In 1760 ontstond de porseleinmanufactuur Buen Retiro, dat als grondstof magnesiumsilicaat gebruikte uit de groeve van Vallacas bij Madrid. Het initiatief kwam van koning Karel III en zijn echtgenote, Maria Amalia van Saksen. Buen Retiro hield op te bestaan als gevolg van een oorlog in 1808.

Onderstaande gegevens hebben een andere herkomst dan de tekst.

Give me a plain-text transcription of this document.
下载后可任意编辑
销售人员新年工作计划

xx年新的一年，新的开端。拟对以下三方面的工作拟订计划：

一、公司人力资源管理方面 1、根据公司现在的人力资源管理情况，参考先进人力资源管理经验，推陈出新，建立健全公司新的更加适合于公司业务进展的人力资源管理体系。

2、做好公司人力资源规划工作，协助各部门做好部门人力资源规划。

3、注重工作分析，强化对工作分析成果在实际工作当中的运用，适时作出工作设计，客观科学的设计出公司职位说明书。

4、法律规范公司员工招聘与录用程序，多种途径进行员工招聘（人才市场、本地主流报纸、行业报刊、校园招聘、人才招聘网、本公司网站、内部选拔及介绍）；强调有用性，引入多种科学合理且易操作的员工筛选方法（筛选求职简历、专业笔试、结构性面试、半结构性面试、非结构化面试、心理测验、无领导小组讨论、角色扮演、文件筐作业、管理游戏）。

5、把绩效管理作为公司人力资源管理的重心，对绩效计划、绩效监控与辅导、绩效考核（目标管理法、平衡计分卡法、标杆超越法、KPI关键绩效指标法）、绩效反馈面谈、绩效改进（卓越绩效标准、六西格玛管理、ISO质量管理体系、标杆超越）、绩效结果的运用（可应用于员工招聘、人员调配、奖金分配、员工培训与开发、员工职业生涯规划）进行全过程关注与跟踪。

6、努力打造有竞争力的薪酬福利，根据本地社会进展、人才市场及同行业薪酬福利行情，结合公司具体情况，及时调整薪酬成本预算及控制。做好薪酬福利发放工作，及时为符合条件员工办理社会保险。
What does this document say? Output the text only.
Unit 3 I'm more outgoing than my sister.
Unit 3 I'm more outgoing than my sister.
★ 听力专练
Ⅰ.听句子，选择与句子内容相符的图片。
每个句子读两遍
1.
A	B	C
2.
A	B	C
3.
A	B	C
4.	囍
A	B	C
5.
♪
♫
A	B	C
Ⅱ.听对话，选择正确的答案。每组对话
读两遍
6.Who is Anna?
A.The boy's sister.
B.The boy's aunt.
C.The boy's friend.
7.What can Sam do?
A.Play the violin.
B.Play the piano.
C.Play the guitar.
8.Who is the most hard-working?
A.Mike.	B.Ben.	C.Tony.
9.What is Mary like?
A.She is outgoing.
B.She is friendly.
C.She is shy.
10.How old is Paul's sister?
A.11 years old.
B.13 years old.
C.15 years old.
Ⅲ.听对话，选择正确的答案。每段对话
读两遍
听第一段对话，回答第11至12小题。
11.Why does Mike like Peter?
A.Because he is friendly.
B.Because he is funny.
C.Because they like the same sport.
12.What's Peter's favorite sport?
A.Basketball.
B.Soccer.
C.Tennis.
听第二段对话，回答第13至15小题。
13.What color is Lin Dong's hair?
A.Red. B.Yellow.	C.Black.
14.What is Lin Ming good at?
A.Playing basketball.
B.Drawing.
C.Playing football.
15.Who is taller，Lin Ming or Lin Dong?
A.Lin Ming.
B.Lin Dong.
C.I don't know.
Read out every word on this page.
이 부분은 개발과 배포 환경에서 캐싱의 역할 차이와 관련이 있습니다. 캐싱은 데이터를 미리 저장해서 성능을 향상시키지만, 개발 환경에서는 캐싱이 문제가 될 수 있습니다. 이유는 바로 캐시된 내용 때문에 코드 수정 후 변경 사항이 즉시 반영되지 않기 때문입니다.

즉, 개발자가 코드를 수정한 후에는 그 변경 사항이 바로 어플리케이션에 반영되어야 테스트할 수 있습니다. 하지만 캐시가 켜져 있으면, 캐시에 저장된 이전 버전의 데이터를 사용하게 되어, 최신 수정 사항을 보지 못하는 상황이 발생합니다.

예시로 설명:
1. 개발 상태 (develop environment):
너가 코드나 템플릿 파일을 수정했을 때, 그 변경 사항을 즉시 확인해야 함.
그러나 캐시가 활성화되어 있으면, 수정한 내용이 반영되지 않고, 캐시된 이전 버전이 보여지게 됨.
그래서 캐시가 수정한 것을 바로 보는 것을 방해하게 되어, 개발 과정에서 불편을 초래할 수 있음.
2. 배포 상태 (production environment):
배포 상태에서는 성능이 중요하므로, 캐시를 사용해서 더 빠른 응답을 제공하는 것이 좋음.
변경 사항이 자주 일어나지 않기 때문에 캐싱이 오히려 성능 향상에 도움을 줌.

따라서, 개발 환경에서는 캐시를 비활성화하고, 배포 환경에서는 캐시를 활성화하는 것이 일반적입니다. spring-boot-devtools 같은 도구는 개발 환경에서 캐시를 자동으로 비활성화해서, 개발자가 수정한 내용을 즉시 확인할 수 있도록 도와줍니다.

Momenteel produceert het bedrijf Lladro uit Valencia porseleinen figuren zoals meisjes, jongens, clowns, voorstellingen van een beroep, figuren voor een kerststal of dieren.
Portugees porselein
-
1824-heden: Vista Alegre, in de gemeente Ilhavo, Portugal
-
1970-heden: Spal Porcelanas, in de gemeente Alcobaça
-
1987-heden: Porcel - Indústria Portuguesa de Porcelanas, producent van serviezen en geschenkartikelen in porselein
-
1992-heden: Costa Verde
Fins porselein
-
Arabia is een Fins bedrijf opgericht in 1873, dat porseleinserviezen en aardewerk produceert.
-
Iittala is bekend omwille van zijn eigentijdse mooie vormen in porselein. Het maakt cache-pots en serviezen. Bekend zijn ook de vazen ontworpen door Aalvar Aalto. deze vazen zijn in glas gemaakt.
Hongaars porselein
-
1826: Herend maakt serviezen, vazen, cache-pots en figuren die steeds met de hand beschilderd zijn. Herend was in het midden van de 19e eeuw hofleverancier van de Habsburgse dynastie van Oostenrijk-Hongarije, van de familie Rothschild en van een aristocratisch cliënteel in heel Europa. Het bedrijf leidt zelf zijn porseleinschilders op. Hoewel Herend sterk is in het behouden van artistieke tradities en traditionele decors, worden sinds 1990 ook moderne eigentijdse vazen gemaakt.
-
1853 Zsolnay: luxeporselein, maar ook bouwkeramiek (tegels).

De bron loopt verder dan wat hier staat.